Columbia Fur Company
Columbia Fur Company was a fur trading and Indian trading business active from 1821 to 1827, in Michigan Territory and in the unorganized territory of the United States. It then became the Upper Missouri Outfit of the American Fur Company.
Type | General partnership |
---|---|
Industry | Fur trade, Indian trade |
Fate | Dissolved |
Successor | American Fur Company |
Founded | 1821 |
Founder | Joseph Renville, Kenneth McKenzie, William Laidlaw, Daniel Lamont |
Defunct | 1827 |
Headquarters | |
Area served | Green Bay, Minnesota River, Lake Traverse, Missouri River |
Formation
The company was founded in 1821 when the Hudson's Bay Company and the North West Company merged, and a large number of fur traders found themselves out of job. The founders, Joseph Renville, Kenneth McKenzie, William Laidlaw and Daniel Lamont where all British subjects, so they arranged for the company's activities to be officially carried out by William P. Tilton & Co., a New York company operating out of Saint Louis.[1][2]
Operations
The company opened four trading posts at the Minnesota River in competition with the American Fur Company. Trading posts were also built at Lake Traverse and at Green Bay.[2] [3] Soon, however, the operations were extended to the West. In 1823 the company built a trading post, Fort Tilton, by the Mandan villages on the Missouri River. The company eagerly participated in the trade with the Sioux and the Cheyenne on the Northern Plains.[2] In competition with Pierre Chouteau Jr. and other fur traders from Saint Louis, the company built several trading posts on the Missouri River extending its trade to the Ponca and Omaha trade. The axle of the trade was Fort Tecumseh built where the Teton River merges with the Missouri. The company's posts were supplied from its headquarters at Lake Traverse.[1] [3] [4]
Dissolution
The company was bought by John Jacob Astor in 1827, and reorganized as the Upper Missouri Outfit of the Western Department of the American Fur Company, withdrawing its operations on the Great Lakes and leaving it to the Northern Department of the American Fur Company. Pierre Chouteau Jr. became the chief executive of the Western Department, while Kenneth McKenzie became manager of the Upper Missouri Outfit, operating above the mouth of the Big Sioux River. McKenzie built Fort Union at the mouth of the Yellowstone River as the Outfit's center of operations.[1] [5][6]
Trading posts
- Fort Floyd 1826 [7]
- Fort Lookout 1822, near Fort Kiowa.[8][9]
- Fort Tecumseh 1822 [10]
- Ponca Post, near Nanza just below the mouth of the Niobrara River.[11]
- Tilton's Post or Tilton's Fort, built in 1822 on the opposite site of the Missouri from the Mandan villages. In 1823 the post was moved to the villages, to get protection from Arikara attacks.[12][13]

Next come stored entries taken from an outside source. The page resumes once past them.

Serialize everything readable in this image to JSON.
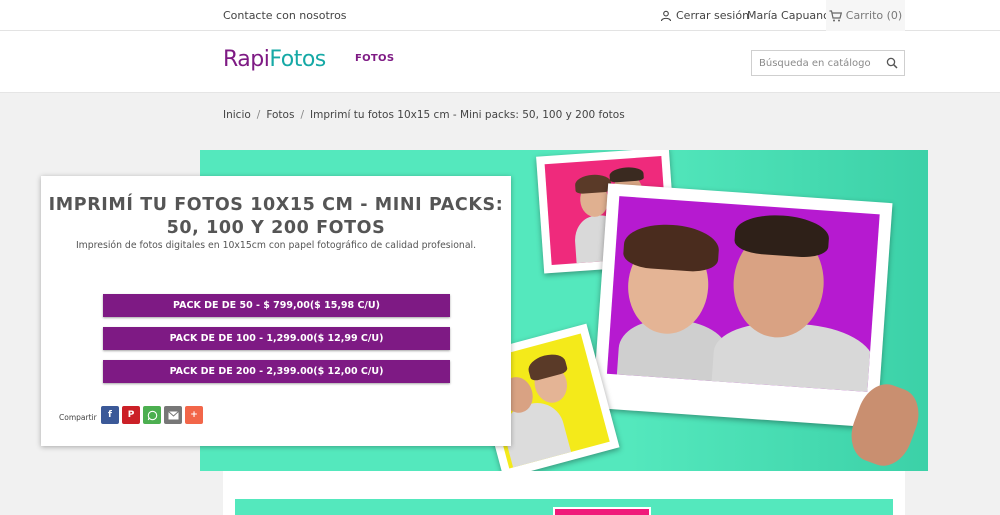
{
  "topbar": {
    "contact": "Contacte con nosotros",
    "logout": "Cerrar sesión",
    "user": "María Capuano",
    "cart": "Carrito (0)"
  },
  "header": {
    "logo_part1": "Rapi",
    "logo_part2": "Fotos",
    "nav_item": "FOTOS",
    "search_placeholder": "Búsqueda en catálogo"
  },
  "breadcrumb": {
    "items": [
      "Inicio",
      "Fotos",
      "Imprimí tu fotos 10x15 cm - Mini packs: 50, 100 y 200 fotos"
    ],
    "separator": "/"
  },
  "product": {
    "title_line1": "IMPRIMÍ TU FOTOS 10X15 CM - MINI PACKS:",
    "title_line2": "50, 100 Y 200 FOTOS",
    "subtitle": "Impresión de fotos digitales en 10x15cm con papel fotográfico de calidad profesional.",
    "packs": [
      "PACK DE DE 50 - $ 799,00($ 15,98 C/U)",
      "PACK DE DE 100 - 1,299.00($ 12,99 C/U)",
      "PACK DE DE 200 - 2,399.00($ 12,00 C/U)"
    ],
    "share_label": "Compartir",
    "share_buttons": [
      {
        "icon": "facebook-icon",
        "glyph": "f",
        "color": "#3b5998"
      },
      {
        "icon": "pinterest-icon",
        "glyph": "P",
        "color": "#cb2027"
      },
      {
        "icon": "whatsapp-icon",
        "glyph": "",
        "color": "#4caf50"
      },
      {
        "icon": "email-icon",
        "glyph": "",
        "color": "#777777"
      },
      {
        "icon": "more-icon",
        "glyph": "+",
        "color": "#f26649"
      }
    ]
  },
  "colors": {
    "brand_purple": "#7e1a84",
    "brand_teal": "#16a9a6",
    "hero_green": "#54e8bd"
  }
}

- Post at the mouth of White Earth River, 1825-1831. Replaced by Fort Clark.[12]
When Columbia Fur Company sold out to Astor in 1827, the following posts were included in the deal:[14]
- Council Bluff
- Vermillion
- Rivière à Jacques
- Ponca Post
- Fort Tecumseh
- Mandan Villages
References
Notes
- Chittenden 1902, vol. 1, pp. 323-325.
- Jones 1966, pp. 107-108.
- Barbour 2001, p. 11.
- Wishart 1979, pp. 49-50.
- Barbour 2001, p. 17.
- Wishart 1979, p. 53.
- Barbour 2001, pp. 40-43.
- Chittenden 1902, vol. 3, p. 953.
- Robertson 1999, pp. 138, 151.
- "Columbia Fur Company Forts". Fort Wiki. Retrieved 2017-11-30.
- Chittenden 1902, vol. 3, p. 952.
- Chittenden 1902, vol. 3, p. 957.
- Wishart 1979, map, p. 49.
- Chittenden 1902, vol. 3, p. 965.
Cited literature
- Barbour, Barton H. (2001). Fort Union and the upper Missouri fur trade . Norman: University of Oklahoma Press.
- Chittenden, Hiram Martin (1902). The American Fur Trade of the Far West. New York: Francis P. Harper.
- Jones, Evans (1966). Citadel in the Wilderness. Minneapolis: University of Minnesota Press.
- Robertson, Roland G. (1999). Competitive Struggle: America's Western Fur Trading Posts, 1764-1865. Caldwell, Idaho: Caxton Press.
- Wishart, David J. (1979). The Fur Trade of the American West 1807-1840. University of Nebraska Press.